O escândalo revelou-se particularmente difícil para Starmer, pois ele prometeu limpar a política nas eleições de 2024, uma das várias que o perseguiram desde então.
Anos sem crescimento sustentado no Reino Unido, os ventos económicos contrários relacionados com o conflito global e as consequências do Brexit, e as suas próprias promessas eleitorais de disciplina fiscal deixaram pouco espaço para um líder que promete mudanças fazer grandes reformas ou investir em serviços públicos em dificuldades.
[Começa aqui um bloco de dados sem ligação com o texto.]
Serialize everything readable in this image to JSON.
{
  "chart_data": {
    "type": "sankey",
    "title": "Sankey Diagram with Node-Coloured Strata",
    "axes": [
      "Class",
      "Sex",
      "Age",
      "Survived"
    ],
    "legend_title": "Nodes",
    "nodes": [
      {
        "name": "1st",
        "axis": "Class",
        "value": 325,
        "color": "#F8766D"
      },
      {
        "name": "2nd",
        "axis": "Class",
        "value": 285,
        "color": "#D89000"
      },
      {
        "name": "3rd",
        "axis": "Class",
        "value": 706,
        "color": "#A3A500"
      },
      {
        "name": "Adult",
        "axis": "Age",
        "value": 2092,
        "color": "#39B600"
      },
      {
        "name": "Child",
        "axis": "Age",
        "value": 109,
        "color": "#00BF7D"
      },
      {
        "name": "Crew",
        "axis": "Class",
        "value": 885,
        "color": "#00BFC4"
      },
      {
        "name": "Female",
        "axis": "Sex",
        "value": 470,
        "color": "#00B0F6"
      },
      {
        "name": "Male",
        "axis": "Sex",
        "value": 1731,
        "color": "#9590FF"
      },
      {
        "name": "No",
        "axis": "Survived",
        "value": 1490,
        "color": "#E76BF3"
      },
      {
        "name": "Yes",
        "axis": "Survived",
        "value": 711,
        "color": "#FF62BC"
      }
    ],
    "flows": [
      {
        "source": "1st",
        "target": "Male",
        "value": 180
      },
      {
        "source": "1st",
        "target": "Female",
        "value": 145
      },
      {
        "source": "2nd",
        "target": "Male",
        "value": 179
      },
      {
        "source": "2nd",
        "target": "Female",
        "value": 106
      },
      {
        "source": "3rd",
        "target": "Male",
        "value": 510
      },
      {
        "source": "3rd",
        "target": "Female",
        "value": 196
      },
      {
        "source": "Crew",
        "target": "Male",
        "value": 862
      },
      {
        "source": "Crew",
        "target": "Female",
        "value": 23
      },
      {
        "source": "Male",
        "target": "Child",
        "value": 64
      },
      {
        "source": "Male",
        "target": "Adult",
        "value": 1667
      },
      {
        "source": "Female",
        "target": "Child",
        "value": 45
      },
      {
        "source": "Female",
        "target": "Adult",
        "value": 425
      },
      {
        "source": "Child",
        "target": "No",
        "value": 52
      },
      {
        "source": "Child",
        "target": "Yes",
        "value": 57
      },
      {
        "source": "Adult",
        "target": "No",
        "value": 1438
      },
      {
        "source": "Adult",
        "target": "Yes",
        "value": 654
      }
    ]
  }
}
Em vez disso, Starmer tem tentado encontrar formas de cortar gastos e aumentar os impostos, ao mesmo tempo que cumpre a sua firme promessa de não o fazer.
Entretanto, uma série de projectos políticos emblemáticos de Starmer, desde o investimento maciço em emissões líquidas zero até à implementação de identificações digitais, acabaram por ser significativamente diluídos ou totalmente desmantelados – levantando mesmo suspeitas entre alguns dos seus aliados sobre a sua tendência para cometer erros tácticos e erros de julgamento.
“Em certo sentido, sempre seria difícil para Starmer”, disse Andrew Barclay, professor de política na Universidade de Sheffield.
“O legado económico que o governo trabalhista herdou foi obviamente muito problemático desde o início”, disse ele à NBC News, “mas não tinha de ser tão mau como foi”.
Ele acrescentou que Starmer “nunca acertou, pelo menos na mente do público, sobre o que o governo realmente queria fazer em primeiro lugar”. “Os escândalos são sempre importantes, mas são ainda mais importantes quando o governo não tem uma narrativa central à qual recorrer.”
Tim Bell, professor de política na Universidade Queen Mary de Londres, disse que as sementes da queda de Starmer foram plantadas antes de ele assumir o poder.
Starmer disse à NBC News que fez “um monte de promessas” aos progressistas em uma tentativa de ganhar o controle do partido, mas depois girou para o centro, deixando seu governo “sem meios financeiros” para realizar mudanças duradouras.
Ele também introduziu uma série de políticas controversas que alienaram os eleitores progressistas enquanto cortejavam o apoio da direita na imigração. Ele acrescentou: “Tudo tem piorado a partir desse ponto.”
Embora tenha dificuldades em casa, Starmer foi elogiado pela sua resposta aos conflitos globais, parecendo por vezes mais confortável em cimeiras internacionais do que lidando com detalhes de política interna. A sua relação de trabalho inicialmente calorosa com Trump azedou devido à sua decisão de não se envolver na guerra do Irão, uma postura que mesmo os críticos de Starmer descreveram mais tarde como corajosa e de princípios.
Na próxima disputa pela liderança, os candidatos precisam do apoio de 20% dos deputados trabalhistas para serem considerados. Se mais de uma pessoa ultrapassar esse limite, será realizada uma votação entre membros do partido e apoiadores.
Mas Burnham é o grande favorito, e alguns no partido dizem que querem evitar uma disputa confusa e prolongada se ele for o único adversário sério.
Starmer havia inicialmente prometido participar de qualquer disputa de liderança, mas a escala da vitória de Burnham sobre o Partido Reformista de Farage em Markfield foi “a gota d’água que quebrou as costas do camelo”, acrescentou Barclay.
“As ações de Andy Burnham estão tão altas no momento e é incrível que Starmer seja capaz de continuar lutando”, disse ele. “Esta é uma forma de o primeiro-ministro sair da forma mais elegante possível.”
Bell disse que ao vencer a eleição suplementar de Makefield de forma tão enfática, Burnham mostrou que tinha a capacidade de “desafiar Nigel Farage e que tem as habilidades de comunicação e o carisma que Starmer claramente carece”.
O próximo primeiro-ministro será o sétimo do país em quase 10 anos, após um longo período de instabilidade que começou com o referendo do Brexit de 2016.
Starmer, filho de um ferramenteiro e de uma enfermeira e o primeiro da família a ir para a universidade, costuma descrever sua formação como “classe trabalhadora”.
Mais tarde, ele se tornou um advogado de destaque e se tornou procurador-geral, o promotor criminal mais antigo da Inglaterra e do País de Gales.
Tornou-se deputado em 2015 e foi eleito líder do Partido Trabalhista após uma derrota esmagadora nas eleições gerais de 2019, reavivando o partido e levando-o a uma vitória esmagadora apenas quatro anos depois.